Higher education affordability important to regents leader
Donna Shank wants higher education to be available for all Kansans.
The 51-year-old from Liberal has a say in the matter. This summer, she was elected chairwoman of the Kansas Board of Regents. It's her second time in the post.
"I don't want students to be unable to take advantage of the public higher education system because of financial obstacles," said Shank, who earned her bachelor's degree from Wichita State University at age 41 after attending Seward County Community College. "We have to be very careful that we don't privatize public education so much that we price folks out."
Duane Dunn, president of Seward County Community College, has worked with Shank on several issues. He said Shank knows what it's like for an adult to go back to school.
"She really has a grasp of all levels of students, regardless of background," Dunn said.
And, Dunn said, Shank is open-minded and has excellent communications and listening skills.
"She asks good questions, rather than having a decision made before the question is asked," Dunn said.
Shank and the regents will face several challenges this year in governing public universities, community colleges and technical schools.

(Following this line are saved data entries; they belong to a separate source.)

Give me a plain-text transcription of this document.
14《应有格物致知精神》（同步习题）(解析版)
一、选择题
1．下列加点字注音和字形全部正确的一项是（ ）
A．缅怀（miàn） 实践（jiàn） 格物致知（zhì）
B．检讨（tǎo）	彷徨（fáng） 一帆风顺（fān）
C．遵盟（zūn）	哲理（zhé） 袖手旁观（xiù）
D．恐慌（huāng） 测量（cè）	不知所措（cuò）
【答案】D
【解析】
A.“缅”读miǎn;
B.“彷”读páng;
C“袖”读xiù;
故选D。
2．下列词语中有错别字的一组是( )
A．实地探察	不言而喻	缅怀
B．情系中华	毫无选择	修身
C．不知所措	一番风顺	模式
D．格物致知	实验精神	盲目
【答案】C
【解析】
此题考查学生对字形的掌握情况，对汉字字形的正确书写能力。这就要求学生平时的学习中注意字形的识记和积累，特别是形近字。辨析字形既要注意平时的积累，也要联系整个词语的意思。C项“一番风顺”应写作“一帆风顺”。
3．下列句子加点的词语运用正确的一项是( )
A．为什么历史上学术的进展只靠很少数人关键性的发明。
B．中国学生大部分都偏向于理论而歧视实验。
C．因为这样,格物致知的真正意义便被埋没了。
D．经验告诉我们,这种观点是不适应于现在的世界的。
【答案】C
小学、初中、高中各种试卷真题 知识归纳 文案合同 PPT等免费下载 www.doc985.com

"I think we'll have to deal with economic issues. Fuel prices and food prices are hitting everybody and also hitting our institutions," she said.
The board also is working on a strategic plan for higher education, and a task force is meeting to consider changes to university admissions requirements.
Shank was appointed to the regents in 2002 by then-Gov. Bill Graves and reappointed to a second term in 2007 by Gov. Kathleen Sebelius. She previously served as the board's chairwoman in 2005-06.
Her belief in access to higher education for all was noticeable during the recent discussion of tuition increases.
The regents approved tuition increases ranging from 5.3 percent to 7.6 percent for incoming KU freshmen. But Shank let universities know she was unhappy with the increases.
"This year there was more concern voiced about tuition," she said. "That discussion is always most difficult. It's tough to balance the needs of the institutions with the parents and students."